Facebook

Call Us Directly: (414) 281-9665

4600 W. Loomis Rd., Suite 101, Milwaukee, WI 53220 View Location

RNY Gastric Bypass (Proximal or Distal)

RNY Gastric Bypass (Proximal or Distal)

RNY Gastric Bypass (Proximal)

RNY Gastric Bypass has been around for over 30 years and has stood the test of time. It is reliable and is also performed laparoscopically.

Procedures:

First 6 small incisions are made and the top part of the stomach is separated to about the size of a small egg (the pouch), then the surgeon attaches a Y-shaped section directly connected to the small intestine. Food is diverted to the small intestine bypassing the main part of the stomach where acid is formed.

This connection (the Y-shaped section) is made small, about the size of a dime. It drains the food through. This provides the restriction for portion and calories control. One can only eat ½ to one cup of food at a time. The pouch is made of flesh and will stretch in time, allowing patients to eat more when their goal weight is met. At that time the weight loss will slow down.

Eating healthy is vital to prevent weight regain.

Advantages & Disadvantages:

This is a combination restrictive and malabsorptive operation.. Weight loss is about 10% better than the Lap-Band, and works best for patients with diabetes, high cholesterol, or reflux problems.
The main disadvantage of the gastric bypass is the fear of its complications.

Early complications include Leak of the new connections made. We do place extra suture to re-enforce the connections. During surgery we also check for leaks. This can occur but rare.
Obstruction of the outlet can occur from swelling of the tissue and can occur in the immediate post operative period. A non-surgical procedure using the endoscope going through the mouth to dilate the narrowing is the procedure of choice. Ulcers at that area is also a concern. Bleeding and Infection are rare, and ntestinal obstruction can also occur, but are rare as well.

Blood clots to the lungs can occur. For high risk patients, placing of a removable filter in the main vein in the abdomen is an option. This is performed under X-ray while under general anesthesia and just before the gastric bypass is performed. Heart attack and death are extremely rare.

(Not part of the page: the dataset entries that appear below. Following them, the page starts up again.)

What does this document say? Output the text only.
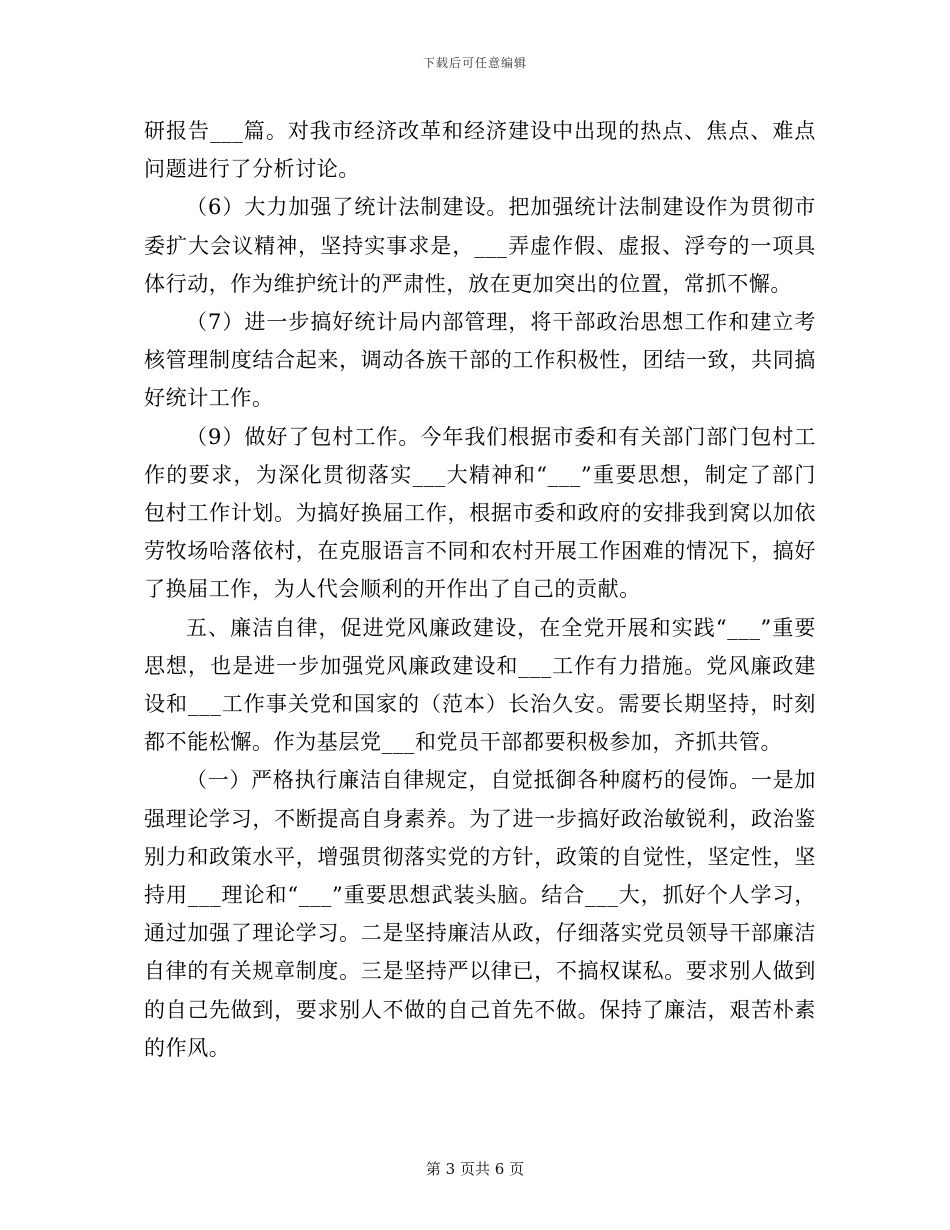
下载后可任意编辑

研报告___篇。对我市经济改革和经济建设中出现的热点、焦点、难点问题进行了分析讨论。

（6）大力加强了统计法制建设。把加强统计法制建设作为贯彻市委扩大会议精神，坚持实事求是，___弄虚作假、虚报、浮夸的一项具体行动，作为维护统计的严肃性，放在更加突出的位置，常抓不懈。

（7）进一步搞好统计局内部管理，将干部政治思想工作和建立考核管理制度结合起来，调动各族干部的工作积极性，团结一致，共同搞好统计工作。

（9）做好了包村工作。今年我们根据市委和有关部门部门包村工作的要求，为深化贯彻落实___大精神和“___”重要思想，制定了部门包村工作计划。为搞好换届工作，根据市委和政府的安排我到窝以加依劳牧场哈落依村，在克服语言不同和农村开展工作困难的情况下，搞好了换届工作，为人代会顺利的开作出了自己的贡献。

五、廉洁自律，促进党风廉政建设，在全党开展和实践“___”重要思想，也是进一步加强党风廉政建设和___工作有力措施。党风廉政建设和___工作事关党和国家的（范本）长治久安。需要长期坚持，时刻都不能松懈。作为基层党___和党员干部都要积极参加，齐抓共管。

（一）严格执行廉洁自律规定，自觉抵御各种腐朽的侵饰。一是加强理论学习，不断提高自身素养。为了进一步搞好政治敏锐利，政治鉴别力和政策水平，增强贯彻落实党的方针，政策的自觉性，坚定性，坚持用___理论和“___”重要思想武装头脑。结合___大，抓好个人学习，通过加强了理论学习。二是坚持廉洁从政，仔细落实党员领导干部廉洁自律的有关规章制度。三是坚持严以律已，不搞权谋私。要求别人做到的自己先做到，要求别人不做的自己首先不做。保持了廉洁，艰苦朴素的作风。

第 3 页共 6 页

Late complications such as “Stricture” (narrowing of the outlet) can also occur from the healing process of the tissues. If it becomes problematic, an endoscopic procedure through the mouth is also recommended by using a catheter guided balloon to stretch the opening. Usually this single outpatient procedure will correct the problem. However, repeated dilations to a bigger opening may be necessary. Malabsorption of nutrients and vitamins can also occur. Patients will be required to take Multivitamins, B12, Calcium and iron on a regular basis. Dilatation of the pouch or the outlet can occur with the passage of time resulting in weight gain. This problem can be initially treated with endoscopic injection of scar forming medications to the outlet to shrink the opening. This may require repeated injections. However if it is not effective, a redo surgery may be necessary

Potential Concerns:

“Dumping syndrome” may occur when patients consume quantities of sweets or fats, like ice cream or chocolate.

Symptoms:

Dumping symptom is similar to the effects of hypoglycemia (low blood sugar). It include light headedness; cold sweats; hot flashes; palpitations; nausea; stomach cramps and diarrhea. This reaction acts as a “deterrence” for patients who love sweets. However not everyone who has a gastric bypass will experience this syndrome.

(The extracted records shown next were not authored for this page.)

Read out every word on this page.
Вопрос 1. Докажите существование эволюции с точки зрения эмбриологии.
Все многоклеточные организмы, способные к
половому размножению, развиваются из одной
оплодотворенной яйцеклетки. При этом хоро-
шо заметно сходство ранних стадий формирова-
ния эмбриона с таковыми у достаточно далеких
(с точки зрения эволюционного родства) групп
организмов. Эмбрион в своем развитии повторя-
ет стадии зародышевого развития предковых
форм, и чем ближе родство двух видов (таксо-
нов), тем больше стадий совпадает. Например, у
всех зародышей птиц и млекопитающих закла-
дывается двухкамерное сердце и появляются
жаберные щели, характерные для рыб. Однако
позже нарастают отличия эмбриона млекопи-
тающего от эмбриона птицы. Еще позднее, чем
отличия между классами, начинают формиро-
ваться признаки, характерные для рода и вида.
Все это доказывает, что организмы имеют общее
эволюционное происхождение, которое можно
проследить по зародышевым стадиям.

Gastric Bypass is more complicated than the bands or the Sleeve Gastrectomy. But is most effective way of weight loss. Gastric Bypass patient typically lost 61.6% of their excess weight.

RNY Gastric Bypass (Distal)

This is usually performed for patients who are in the super obese group (BMI over 50).

Depending on their obesity, more small intestines are bypassed when the obesity is more severe to help them lose more weight. When more intestines are bypassed, there will be less intestinal surface for absorption of calories, especially fat. This results in more frequent bowel movements per day. If fat is consumed in the diet, fat will be digested less, and will be eliminated undigested. This may create foul smelling, loose stools.

Indication for this procedure is reserved for bigger patients, or for those patients who have failed their original gastric bypass.

Patients with the distal gastric bypass may need other fat soluble vitamin supplements, such as Vitamin a,D, E, and K, depends on how long their small intestine is bypassed. Patient follow up is very important to make sure they are metabolically and nutritionally healthy.